GW190425, GW190521 and GW190814: Three candidate mergers of primordial black holes from the QCD epoch

TL;DR

This paper explores the hypothesis that certain gravitational-wave events originate from primordial black hole mergers formed during the QCD epoch, potentially explaining dark matter and observed black hole mass distributions.

Contribution

It investigates the consistency of observed GW events with primordial black holes formed at the QCD transition, proposing PBHs as a unified explanation for these phenomena.

Findings

GW events are consistent with PBH mergers formed in dense halos or the early universe.

PBHs around 30 solar masses and sub-solar masses do not exceed current merger rate limits.

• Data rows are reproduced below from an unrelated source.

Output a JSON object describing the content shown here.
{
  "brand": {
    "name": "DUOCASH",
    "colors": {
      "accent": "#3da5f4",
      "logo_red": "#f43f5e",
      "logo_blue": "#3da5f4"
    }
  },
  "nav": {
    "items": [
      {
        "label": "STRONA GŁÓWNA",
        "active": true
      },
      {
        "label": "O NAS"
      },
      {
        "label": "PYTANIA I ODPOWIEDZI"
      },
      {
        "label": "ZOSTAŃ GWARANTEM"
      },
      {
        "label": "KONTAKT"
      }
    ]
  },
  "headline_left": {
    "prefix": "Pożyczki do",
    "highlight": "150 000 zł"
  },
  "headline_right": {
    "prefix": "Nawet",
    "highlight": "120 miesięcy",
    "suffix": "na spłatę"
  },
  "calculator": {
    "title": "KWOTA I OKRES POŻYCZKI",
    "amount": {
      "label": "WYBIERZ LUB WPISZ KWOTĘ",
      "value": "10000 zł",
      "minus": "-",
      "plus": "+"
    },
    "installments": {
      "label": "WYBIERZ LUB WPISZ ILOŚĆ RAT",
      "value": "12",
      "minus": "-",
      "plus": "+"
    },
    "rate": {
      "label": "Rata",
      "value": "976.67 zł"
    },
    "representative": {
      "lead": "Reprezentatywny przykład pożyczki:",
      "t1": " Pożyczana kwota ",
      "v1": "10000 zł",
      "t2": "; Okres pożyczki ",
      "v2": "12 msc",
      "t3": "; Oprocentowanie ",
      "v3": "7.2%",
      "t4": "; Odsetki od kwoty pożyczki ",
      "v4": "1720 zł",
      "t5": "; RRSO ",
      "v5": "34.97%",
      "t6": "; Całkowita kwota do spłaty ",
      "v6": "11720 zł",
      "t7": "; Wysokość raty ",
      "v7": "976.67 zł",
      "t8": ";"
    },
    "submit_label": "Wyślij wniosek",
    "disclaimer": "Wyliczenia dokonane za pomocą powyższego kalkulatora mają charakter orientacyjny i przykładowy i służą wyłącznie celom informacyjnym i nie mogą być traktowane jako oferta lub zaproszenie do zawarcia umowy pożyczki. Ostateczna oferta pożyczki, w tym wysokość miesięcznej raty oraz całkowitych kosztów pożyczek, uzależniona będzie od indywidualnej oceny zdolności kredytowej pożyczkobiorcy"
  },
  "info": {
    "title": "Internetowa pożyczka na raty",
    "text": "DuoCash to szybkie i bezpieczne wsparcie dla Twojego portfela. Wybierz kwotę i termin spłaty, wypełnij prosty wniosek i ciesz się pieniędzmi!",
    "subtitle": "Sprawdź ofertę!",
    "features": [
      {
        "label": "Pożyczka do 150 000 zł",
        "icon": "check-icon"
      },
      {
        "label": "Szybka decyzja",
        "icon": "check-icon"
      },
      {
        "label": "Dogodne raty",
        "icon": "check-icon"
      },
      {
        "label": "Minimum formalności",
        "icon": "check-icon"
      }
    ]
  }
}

PBHs could account for a significant fraction or all of dark matter if sufficiently clustered.

Abstract

The two recent gravitational-wave events GW190425 and GW190814 from the third observing run of LIGO/Virgo have both a companion which is unexpected if originated from a neutron star or a stellar black hole, with masses $[1.6-2.5]~M_\odot$ and $[2.5-2.7]~M_\odot$ and merging rates $ 460^{+1050}_{-360} $ and $ 7^{+16}_{-6}$ events/yr/Gpc$^3$ respectively, at 90\% c.l.. Moreover, the recent event GW190521 has black hole components with masses 67 and $91~M_\odot$, and therefore lies in the so-called pair-instability mass gap, where there should not be direct formation of stellar black holes. The possibility that all of these compact objects are Primordial Black Holes (PBHs) is investigated. The known thermal history of the Universe predicts that PBH formation is boosted at the time of the QCD transition, inducing a peak in their distribution at this particular mass scale, and a bump around $30-50~M_\odot$. We find that the merging rates inferred from GW190425, GW190521 and GW190814 are consistent with PBH binaries formed by capture in dense halos in the matter era or in the early universe. At the same time, the rate of black hole mergers around $30~M_\odot$ and of sub-solar PBH mergers do not exceed the LIGO/Virgo limits. Such PBHs could explain a significant fraction, or even the totality of the Dark Matter, but they must be sufficiently strongly clustered in order to be consistent with current astrophysical limits.